We apply the Spectral Fenton Distribution framework (Nagy, 2026a) to Bitcoin return modeling and show that the COS (Fourier-cosine) expansion captures the BTC/USD daily return density with controllable numerical precision. Bitcoin's analyticity radius \(\rho \approx 1.02\) --- the lowest among major asset classes --- means that \(N = 1{,}024\) Fourier-cosine coefficients are required to achieve CDF sup-norm error below \(10^{-8}\), whereas equity indices (\(\rho \geq 1.20\)) need only \(N \approx 100\). We compare the spectral method against four benchmarks: historical simulation, parametric GARCH(1,1)-\(t\) (Bollerslev, 1986), Extreme Value Theory via the GPD threshold method (Balkema and de Haan, 1974; Pickands, 1975), and Monte Carlo simulation (\(10^6\) paths). Even at \(N = 1{,}024\), the spectral method requires only 0.008 seconds per risk query --- over \(100\times\) faster than Monte Carlo for the same accuracy --- and yields VaR, ES, and all coherent spectral risk measures from a single precomputation.
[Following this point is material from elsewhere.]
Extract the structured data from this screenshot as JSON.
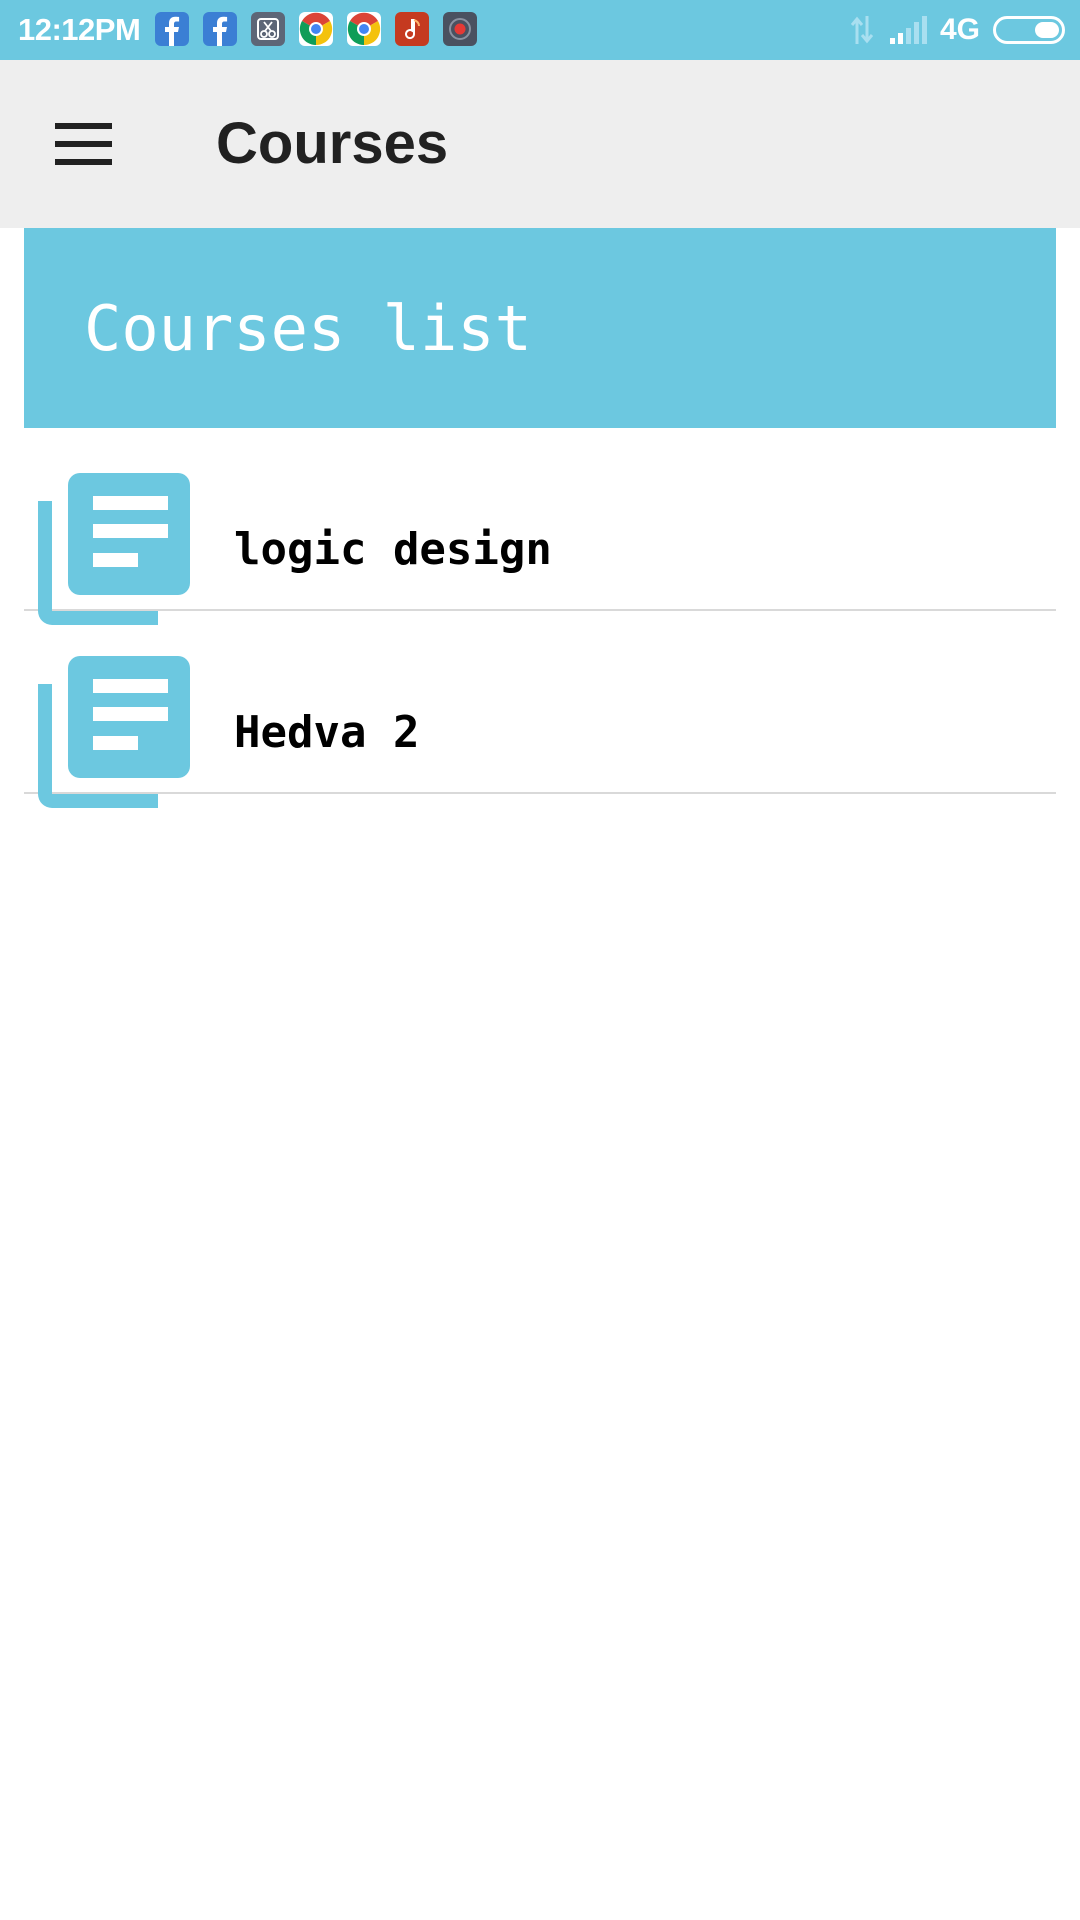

The risk entropy of Bitcoin is \(H_{\text{risk}}^{\text{BTC}} \approx 50.5\), confirming that cryptocurrency requires an order of magnitude more spectral resolution than traditional assets due to extreme tail behavior. All structural results (convergence rates, ES closed-form identity, VaR existence) are formally verified in Lean 4; empirical results depend on model fit and data quality.